Will Not Be Blue 2

- Blue Alert II - NOT The Next Anjani Album
As I Was Saying To Anjanikins,
After receiving a dozen emails asking me about the long-impending Anjani album, I put into motion a cleverly devious investigatory strategy. Using a listening device that could also transmit, I surreptitiously dialed her number and slyly asked her “What’s up with the new album?”
Faced with that type of sophisticated interrogation, she soon spilled the beans.
Well, a few beans at least.
It’s About Time
Those of you who follow the adventures of Anjani may know that once upon a time in lala land, this album was originally scheduled for completion early this year. The rate limiting step, it turns out, was not writer’s block.
Psychiatrists use the term, “overdetermined” to indicate an effect (e.g., an emotion, an element of a dream) that has multiple causes, any of which might be sufficient to account for the effect. One might analogously consider Anjani’s efforts to develop the songs on this album overinspired.
In the past year, Anjani has sequentially invested herself in at least three distinct and independent projects she felt confident would result in an album.
The good news for those of us waiting for the final product is that it appears that none of these schemes were aborted because they were found to be unworkable but because a better concept came along.
The most recent delay has an odder origin.
After putting together a playlist suitable for the album, hiring musicians, and the 27,442 other details of creating a CD, including recording the tracks, Anjani, who had been working with a voice coach, found her vocal range and strength had improved so markedly that those already recorded songs possessed significant potential that could be realized only by reworking them and performing them with her newfound capacity.
Yep, the current wait is the result not of an entertainer’s injury or illness impairing the capacity to perform but because of an improvement in that entertainer’s skills.
With only moderate haranguing from me, Anjani volunteers a guarded, hedged judgment that the album will be released no later than the end of this year.
Content and Style
Anjani is less explicit about what the next album will be than what it will not be.
For example, Anjani’s next album will not be Blue Alert II. Blue Alert is a gorgeous set of songs that are so intrinsically private and powerful that it is impossible to imagine them being performed anywhere other than the most intimate venues.
Further, …
Anjani’s Next Album Will Also Not Be
… a reprise of her first album, Anjani (above) or her second, The Sacred Names (below), which was, like Blue Alert, produced by Leonard Cohen.
The new album will, in fact, be significantly different from any of her previous efforts.1
Anjani slots the songs in a genre once called “soft rock” - before that once highly valued category was subsumed and eviscerated by the amorphous blob known as “adult contemporary” - with portions of folk, world music, and jazz added to the mix.

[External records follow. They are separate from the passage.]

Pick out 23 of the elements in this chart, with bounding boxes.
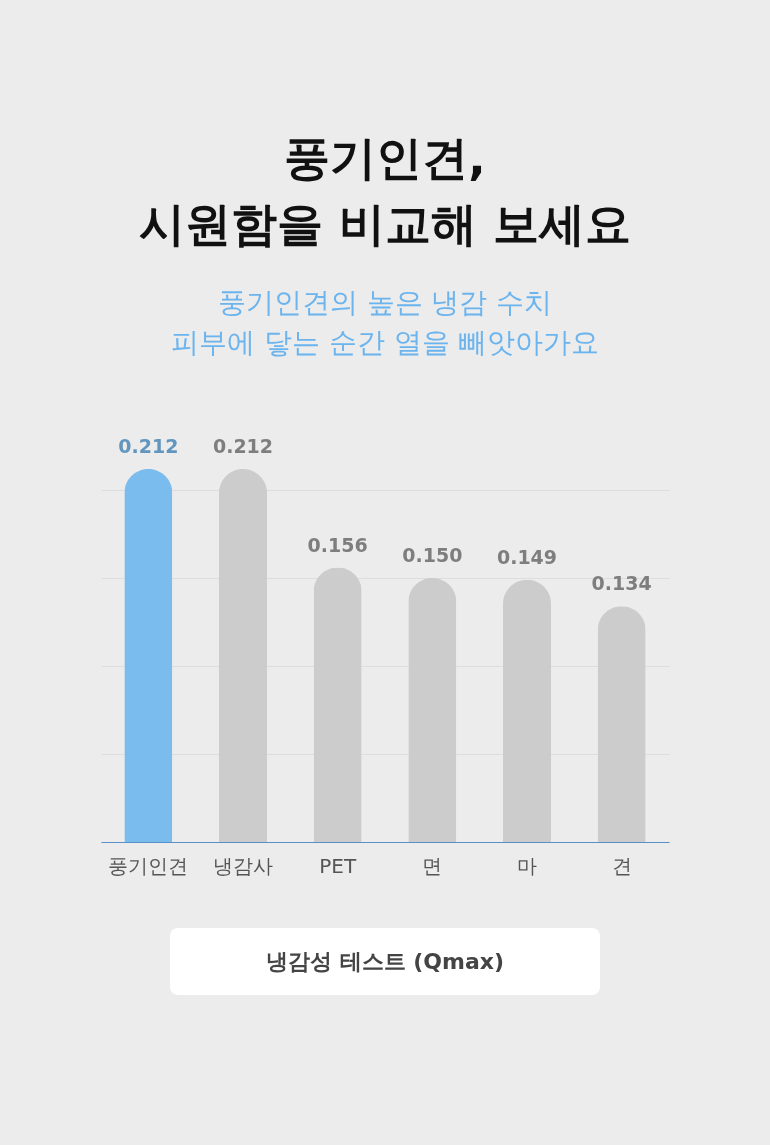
bar (124, 469, 173, 842)
text: 냉감성 테스트 (Qmax) (265, 949, 505, 974)
x-tick-label: 냉감사 (213, 853, 273, 878)
data-label: 0.212 (118, 435, 179, 457)
x-tick-label: 마 (517, 853, 537, 878)
bar (597, 606, 646, 842)
x-tick-label: 면 (422, 853, 443, 878)
x-tick-label: 견 (611, 853, 632, 878)
x-tick-label: PET (319, 853, 357, 878)
x-tick-label: 풍기인견 (108, 853, 189, 878)
data-label: 0.156 (307, 533, 368, 556)
data-label: 0.150 (402, 544, 463, 567)
data-label: 0.134 (591, 572, 652, 595)
data-label: 0.212 (212, 435, 274, 457)
data-label: 0.149 (496, 545, 558, 568)
text: 풍기인견의 높은 냉감 수치 (217, 286, 553, 319)
text: 피부에 닿는 순간 열을 빼앗아가요 (171, 326, 599, 359)
bar (408, 578, 457, 842)
text: 시원함을 비교해 보세요 (138, 197, 632, 251)
bar (219, 469, 267, 842)
bar (503, 579, 551, 842)
text: 풍기인견, (284, 131, 486, 185)
bar (313, 567, 362, 842)
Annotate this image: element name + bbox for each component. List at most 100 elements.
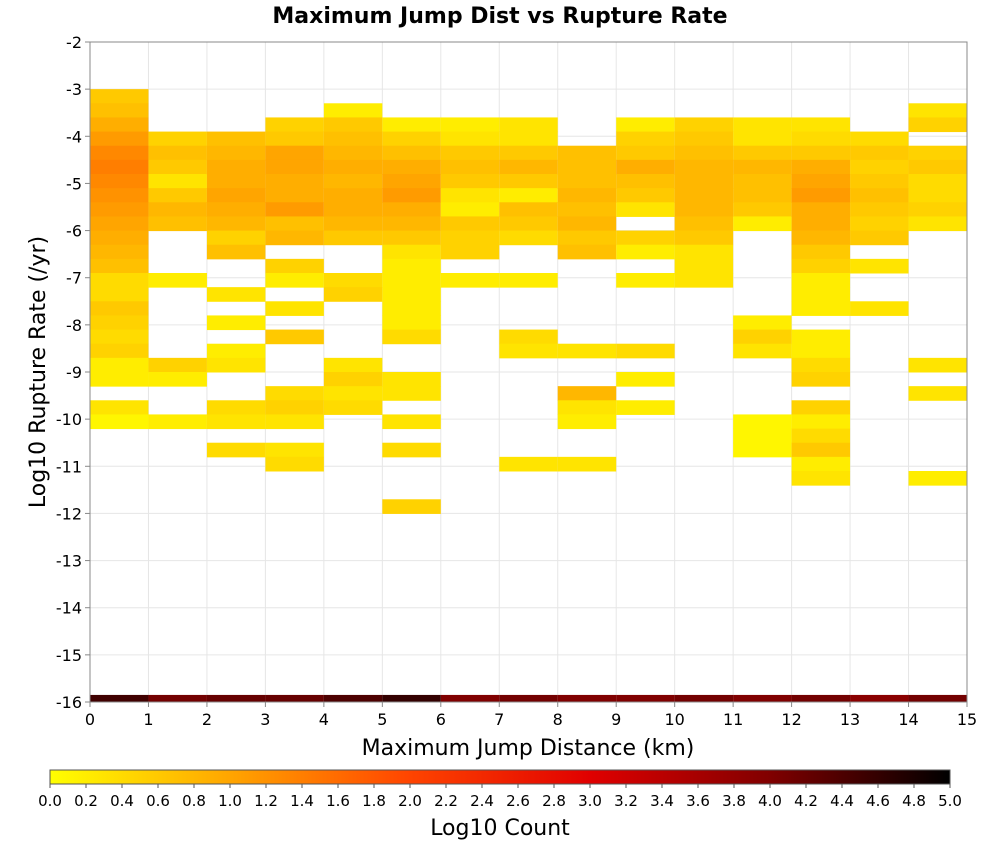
heatmap-cell <box>674 202 734 217</box>
heatmap-cell <box>265 273 324 288</box>
heatmap-cell <box>90 159 149 175</box>
y-tick-label: -8 <box>66 316 82 335</box>
colorbar-tick-label: 1.2 <box>254 792 278 810</box>
heatmap-cell <box>265 159 324 175</box>
heatmap-cell <box>323 131 383 147</box>
heatmap-cell <box>265 145 324 161</box>
heatmap-cell <box>148 188 207 203</box>
heatmap-cell <box>733 202 792 217</box>
heatmap-cell <box>382 301 441 316</box>
heatmap-cell <box>323 273 383 288</box>
y-tick-label: -6 <box>66 222 82 241</box>
heatmap-cell <box>733 145 792 161</box>
heatmap-cell <box>616 372 675 387</box>
heatmap-cell <box>499 343 558 359</box>
heatmap-cell <box>557 174 617 189</box>
heatmap-cell-bottom <box>265 694 324 702</box>
heatmap-cell <box>733 174 792 189</box>
heatmap-cell <box>850 216 909 232</box>
heatmap-cell <box>791 357 851 373</box>
heatmap-cell <box>674 145 734 161</box>
x-tick-label: 9 <box>611 710 621 729</box>
colorbar-tick-label: 0.4 <box>110 792 134 810</box>
x-tick-label: 6 <box>436 710 446 729</box>
heatmap-cell <box>265 202 324 217</box>
heatmap-cell <box>382 202 441 217</box>
heatmap-cell <box>382 386 441 401</box>
heatmap-cell <box>499 216 558 232</box>
heatmap-cell <box>206 131 266 147</box>
heatmap-cell <box>440 216 500 232</box>
heatmap-cell <box>90 315 149 331</box>
x-tick-label: 13 <box>840 710 860 729</box>
heatmap-cell <box>674 131 734 147</box>
heatmap-cell <box>791 414 851 430</box>
heatmap-cell-bottom <box>440 694 500 702</box>
heatmap-cell <box>382 230 441 246</box>
colorbar-tick-label: 2.8 <box>542 792 566 810</box>
heatmap-cell <box>791 456 851 472</box>
y-tick-label: -4 <box>66 127 82 146</box>
x-tick-label: 5 <box>377 710 387 729</box>
colorbar-tick-label: 4.0 <box>758 792 782 810</box>
heatmap-cell <box>323 386 383 401</box>
heatmap-cell-bottom <box>499 694 558 702</box>
heatmap-cell <box>382 315 441 331</box>
heatmap-cell <box>850 131 909 147</box>
heatmap-cell <box>206 357 266 373</box>
heatmap-cell <box>791 188 851 203</box>
y-tick-label: -14 <box>56 599 82 618</box>
heatmap-cell <box>733 315 792 331</box>
colorbar-label: Log10 Count <box>430 816 570 841</box>
heatmap-cell <box>557 400 617 415</box>
heatmap-cell-bottom <box>674 694 734 702</box>
heatmap-cell-bottom <box>382 694 441 702</box>
colorbar-tick-label: 3.2 <box>614 792 638 810</box>
y-tick-label: -11 <box>56 457 82 476</box>
heatmap-cell <box>206 244 266 260</box>
heatmap-cell <box>499 117 558 133</box>
heatmap-cell <box>265 131 324 147</box>
heatmap-cell <box>733 216 792 232</box>
heatmap-cell <box>557 414 617 430</box>
heatmap-cell <box>499 456 558 472</box>
heatmap-cell <box>265 301 324 316</box>
heatmap-cell <box>499 230 558 246</box>
heatmap-cell <box>557 343 617 359</box>
heatmap-cell <box>265 400 324 415</box>
heatmap-cell <box>382 159 441 175</box>
heatmap-cell <box>791 174 851 189</box>
heatmap-cell <box>382 499 441 514</box>
colorbar-tick-label: 5.0 <box>938 792 962 810</box>
heatmap-cell <box>499 131 558 147</box>
heatmap-cell <box>791 442 851 458</box>
colorbar-tick-label: 1.8 <box>362 792 386 810</box>
y-tick-label: -7 <box>66 269 82 288</box>
heatmap-cell <box>206 343 266 359</box>
x-tick-label: 2 <box>202 710 212 729</box>
heatmap-cell <box>440 159 500 175</box>
heatmap-cell <box>323 145 383 161</box>
heatmap-cell <box>908 202 967 217</box>
heatmap-cell <box>382 442 441 458</box>
heatmap-cell <box>90 188 149 203</box>
heatmap-cell <box>206 287 266 302</box>
heatmap-cell <box>908 471 967 486</box>
heatmap-cell <box>557 244 617 260</box>
heatmap-cell <box>674 216 734 232</box>
heatmap-cell <box>674 159 734 175</box>
x-tick-label: 7 <box>494 710 504 729</box>
x-tick-label: 10 <box>664 710 684 729</box>
heatmap-cell <box>733 117 792 133</box>
heatmap-cell <box>733 414 792 430</box>
heatmap-cells <box>90 89 967 702</box>
heatmap-cell-bottom <box>733 694 792 702</box>
heatmap-cell <box>791 301 851 316</box>
heatmap-cell <box>616 145 675 161</box>
heatmap-cell <box>90 103 149 118</box>
y-tick-label: -16 <box>56 693 82 712</box>
heatmap-cell <box>206 145 266 161</box>
heatmap-cell <box>616 188 675 203</box>
heatmap-cell <box>499 329 558 345</box>
heatmap-cell <box>265 230 324 246</box>
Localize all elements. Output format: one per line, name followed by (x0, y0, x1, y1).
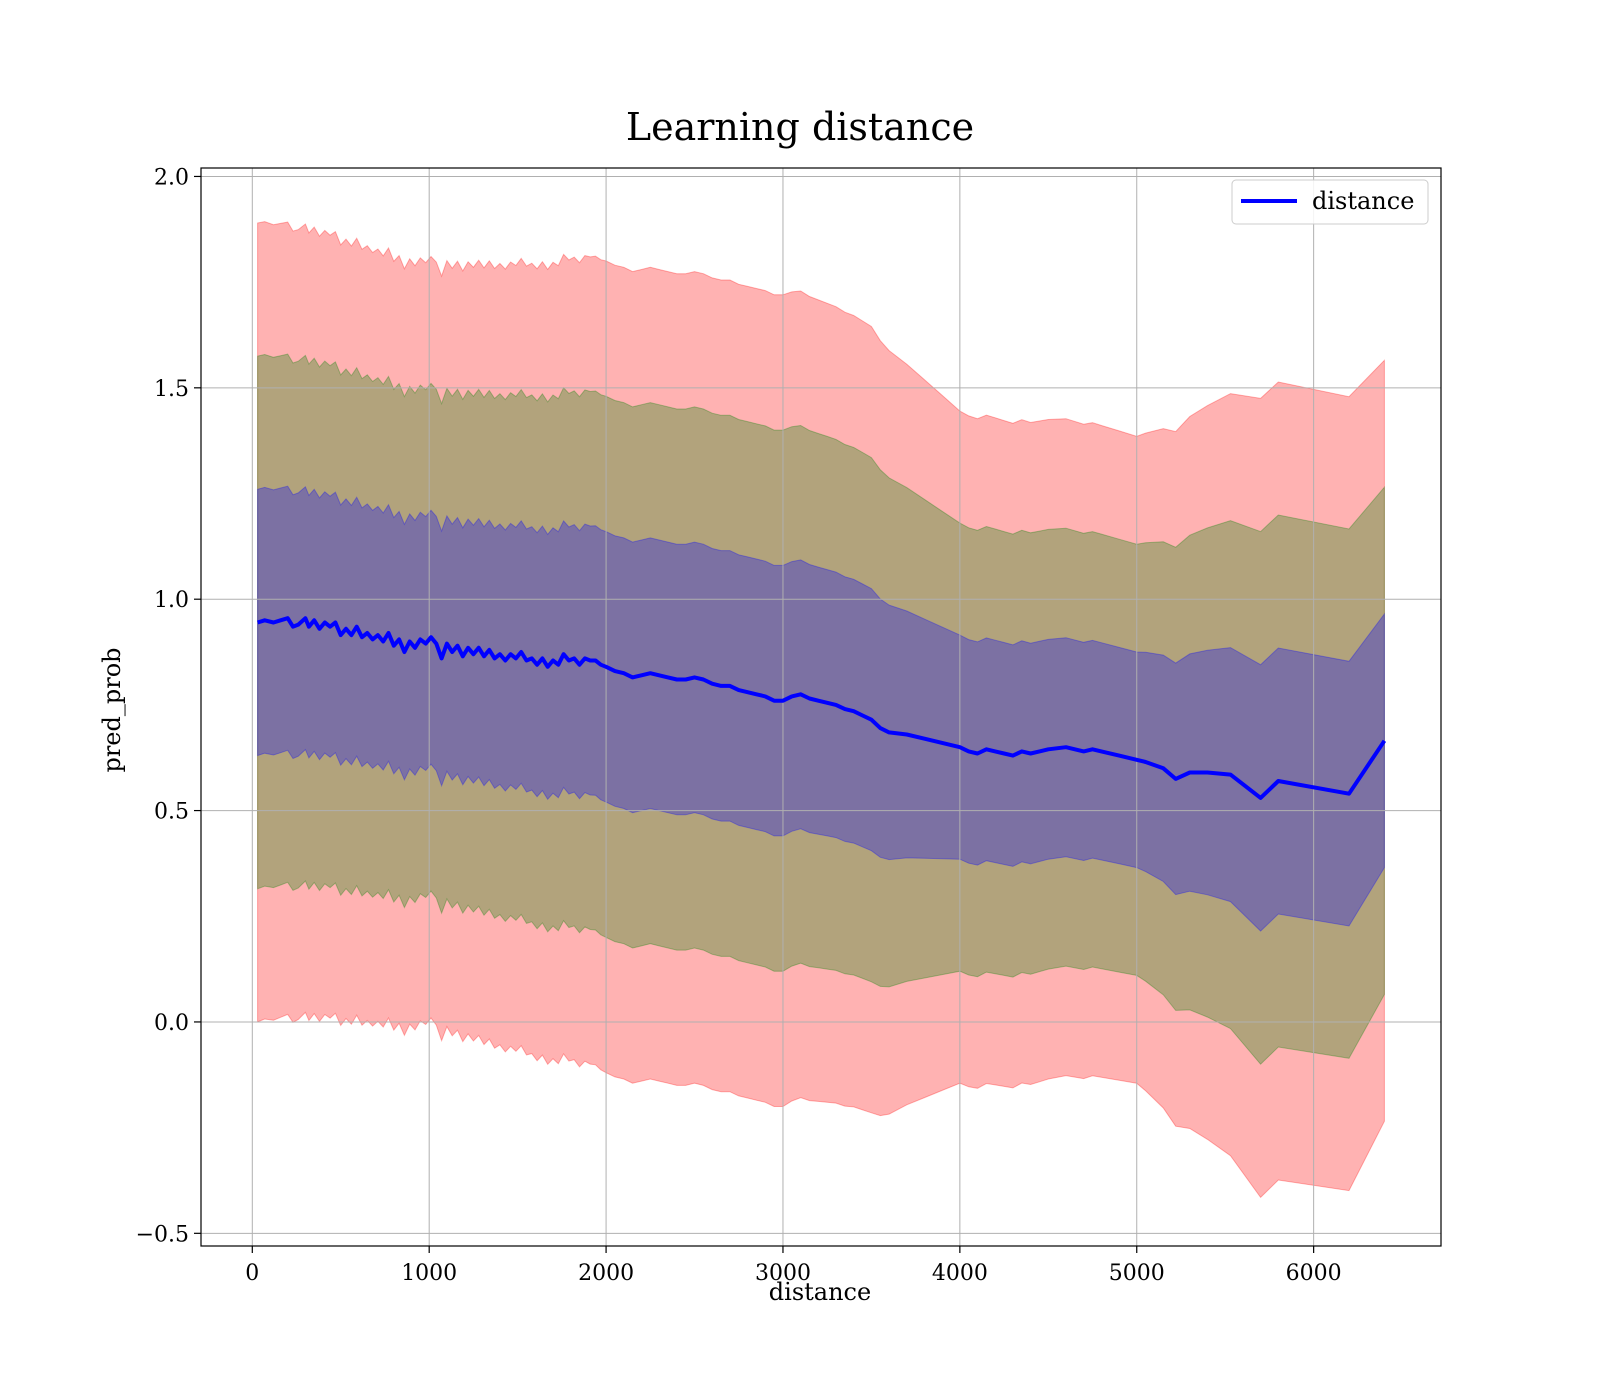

Perhaps more intriguing than her precise words was Anjani’s enthusiasm about the forthcoming album. While she has never been less than gracious and generous when we’ve written or talked, this conversation was striking for the animation and genuine excitement she demonstrated as she spoke of the flow of the work and songs that wrote themselves, leading her rather than her constructing them.
More mundane but, I would contend, just as significant is the sustained and ongoing work that has been the hallmark of her involvement in this album. This is distinctly atypical of her usual style which she has outlined this way:
“I quickly discovered that I did not have the wherewithal to sit in a practice room for four, six, eight hours a day. This is not in my nature - and it has, unfortunately, continued to the present day. “I’m notoriously uninspired when it comes to practicing,” she said. “But give me a deadline and, two days before, I’ll sit down and work my butt off.”2
The most striking comment, however, occurred as our conversation was ending with bit of social chitchat (e.g., “How are the kids?” “How’s Leonard?” “Is the weather nice out there.?”). Anjani paused for a moment and, referring to the songs destined for the new album, commented, with a lilt to her voice,
It’s the kind of music that makes you feel like dancing
- and I want to feel like dancing.
It was the strangest thing, but I was absolutely convinced that dancing was exactly what she was doing that moment.
Which made me feel like dancing too.
Footnotes
- From her response to my suggestion, it also seems safe to rule out a Bluegrass tinged blend of ska, blues, and grunge performed by Anjani, Junior Brown, and Hannah Montana, backed by an 41 piece all girl, all accordion band.↩
- Breathing easy in her own style by Bernard Perusse, The Gazette, June 1, 2006↩
























1 response so far ↓
1 apolinary // Aug 28, 2008 at 6:24 pm
Ah, so it’s gonna be a disco-dance album. At last!